Through a Cracked Windshield: Before the government dictates when you should die, or, until that time, what brand of breakfast cereal you can eat, it’s best to know what lies in front of you. Hypocrisy.
And, no, Dr. Frist, this is not what’s meant by the Hippocratic Oath. The Senate Majority Leader and erstwhile heart surgeon admits to pulling the plug on failing patients “on a regular basis.” Moreover, in his book, Transplant, Frist advocates killing anencephalic babies essentially by performing a fourth trimester abortion.
Over on the House side, Tom DeLay likened his third ethics investigation to the vegetative martyrdom of Terri Schiavo. Calling her protracted torment a gift from God, he declared, “So it’s bigger than any one of us, and we have to do everything that is in our power to save [her] and anybody else that may be in this kind of position.

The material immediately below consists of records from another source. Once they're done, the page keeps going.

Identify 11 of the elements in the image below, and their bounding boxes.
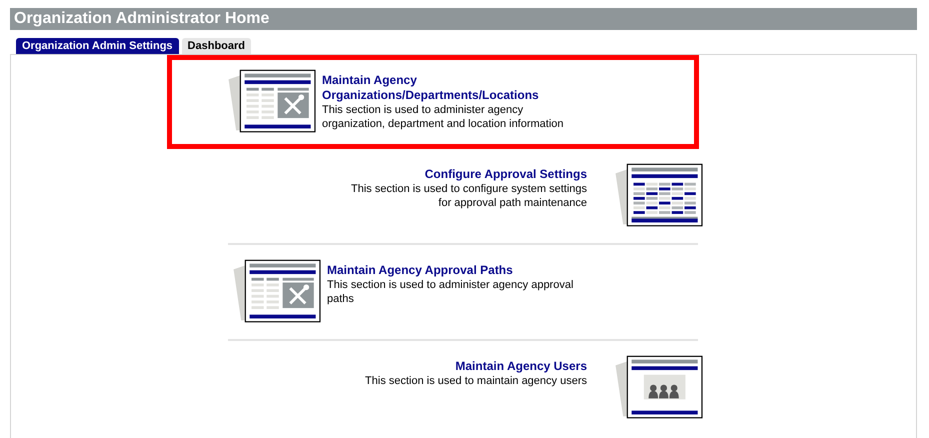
tab[interactable]: Organization Admin Settings [16,38,179,54]
tab[interactable]: Dashboard [182,38,252,54]
page-header: Organization Administrator Home [10,8,917,30]
section-link[interactable]: Configure Approval Settings [424,167,587,182]
section-link[interactable]: Maintain Agency Users [455,359,587,374]
section-description: This section is used to maintain agency users [365,374,587,388]
section-link[interactable]: Maintain Agency Organizations/Departments/Locations [322,73,572,103]
section-description: This section is used to configure system settings for approval path maintenance [350,182,587,210]
section-description: This section is used to administer agency organization, department and location information [322,103,565,131]
section-link[interactable]: Maintain Agency Approval Paths [327,263,577,278]
section-description: This section is used to administer agency approval paths [327,278,574,306]
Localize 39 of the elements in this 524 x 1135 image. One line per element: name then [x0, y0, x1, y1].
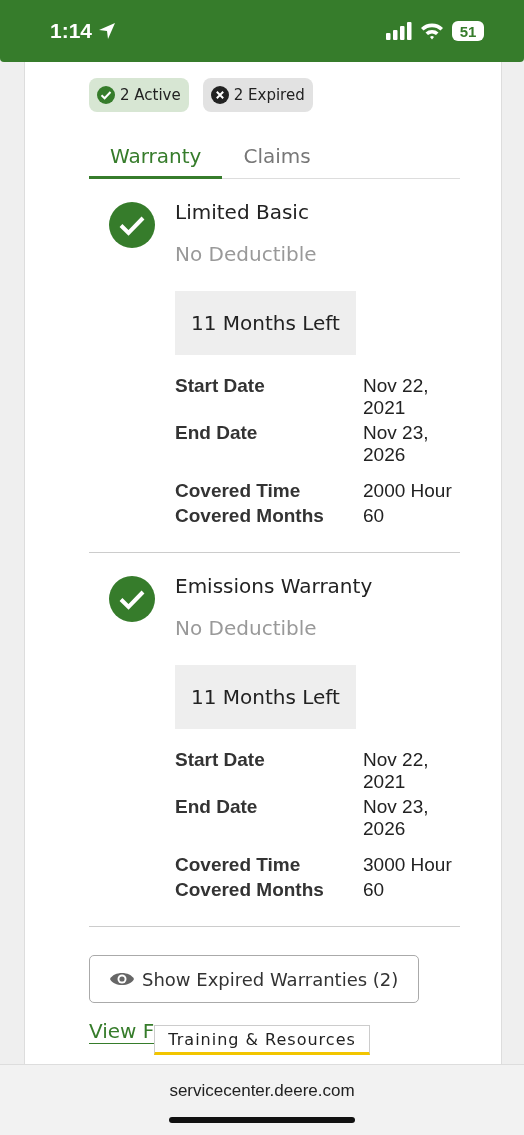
detail-label: Covered Months — [175, 879, 325, 901]
detail-value: Nov 22, 2021 — [363, 749, 430, 793]
detail-value: Nov 22, 2021 — [363, 375, 430, 419]
warranty-name: Limited Basic — [175, 199, 310, 225]
warranty-name: Emissions Warranty — [175, 573, 374, 599]
detail-value: 2000 Hour — [363, 480, 453, 502]
clock-time: 1:14 — [50, 19, 93, 43]
detail-label: Covered Time — [175, 854, 302, 876]
detail-value: 60 — [363, 505, 386, 527]
check-circle-icon — [97, 86, 115, 104]
months-left-box: 11 Months Left — [175, 291, 356, 355]
deductible-text: No Deductible — [175, 241, 318, 267]
x-circle-icon — [210, 86, 229, 104]
url-text[interactable]: servicecenter.deere.com — [169, 1081, 355, 1101]
detail-label: End Date — [175, 422, 259, 445]
show-expired-button[interactable]: Show Expired Warranties (2) — [89, 955, 420, 1003]
detail-label: Start Date — [175, 375, 266, 398]
detail-value: Nov 23, 2026 — [363, 796, 430, 840]
detail-label: Start Date — [175, 749, 266, 772]
tab[interactable]: Warranty — [89, 140, 223, 179]
signal-icon — [386, 22, 412, 40]
detail-value: Nov 23, 2026 — [363, 422, 430, 466]
detail-label: Covered Time — [175, 480, 302, 502]
tab[interactable]: Claims — [222, 140, 332, 179]
detail-label: Covered Months — [175, 505, 325, 527]
months-left-box: 11 Months Left — [175, 665, 356, 729]
eye-icon — [110, 971, 134, 987]
deductible-text: No Deductible — [175, 615, 318, 641]
tooltip-tab[interactable]: Training & Resources — [154, 1025, 370, 1055]
detail-value: 60 — [363, 879, 386, 901]
wifi-icon — [420, 22, 444, 40]
status-chip: 2 Active — [89, 78, 189, 112]
check-circle-icon — [109, 202, 155, 248]
status-chip: 2 Expired — [202, 78, 313, 112]
detail-value: 3000 Hour — [363, 854, 453, 876]
location-arrow-icon — [98, 22, 117, 40]
detail-label: End Date — [175, 796, 259, 819]
battery-indicator: 51 — [452, 21, 484, 41]
check-circle-icon — [109, 576, 155, 622]
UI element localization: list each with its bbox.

This is exactly the issue that’s going on in America, of attacks against the conservative movement, against me and against many others.” Oh, did I mention that DeLay – a former exterminator – turned out the lights on his comatose father back in 1988?
George W. Bush, for his part, executed more people as Governor of Texas, than those two kids at Columbine High. He also signed the Advance Directives Act allowing Texas hospitals to disconnect patients from life support if a physician, in consult with either the hospital’s bioethics committee or billing department, deems the situation hopeless. Just last week a five-month-old baby was terminated against his mother’s wishes. Now as President he seeks to extinguish, by way of budget cuts and tort reform, the two sources of funds that supported Terri’s care: Medicaid and malpractice awards. At $80,000 a year they must have been filling her G-tube with foie gras and Veuve Cliquot, but if the Republicans wanted her alive they should have been willing to pay the freight.
Meanwhile, Florida Governor and White House hopeful Jeb Bush has loosed over 15 cases of a lethal strain of E. coli at two agricultural fairs. One death has already been reported. The state, apparently, failed to provide hand-washing facilities adjacent to petting zoos. Across the state line in Alabama, Republican Governor Bob Riley is trying to drop coverage for 13-year-old Lauren Rainey, a severely handicapped girl who requires a suction tube to breathe.
In the final analysis, a bunch of opportunistic politicians seized on the notion that a bulimic should be fed against her will and that you, despite your inclinations, should pay the bill. We have sent the National Guard halfway around the world to protect us from religious fanatics. Maybe it’s time to bring them home.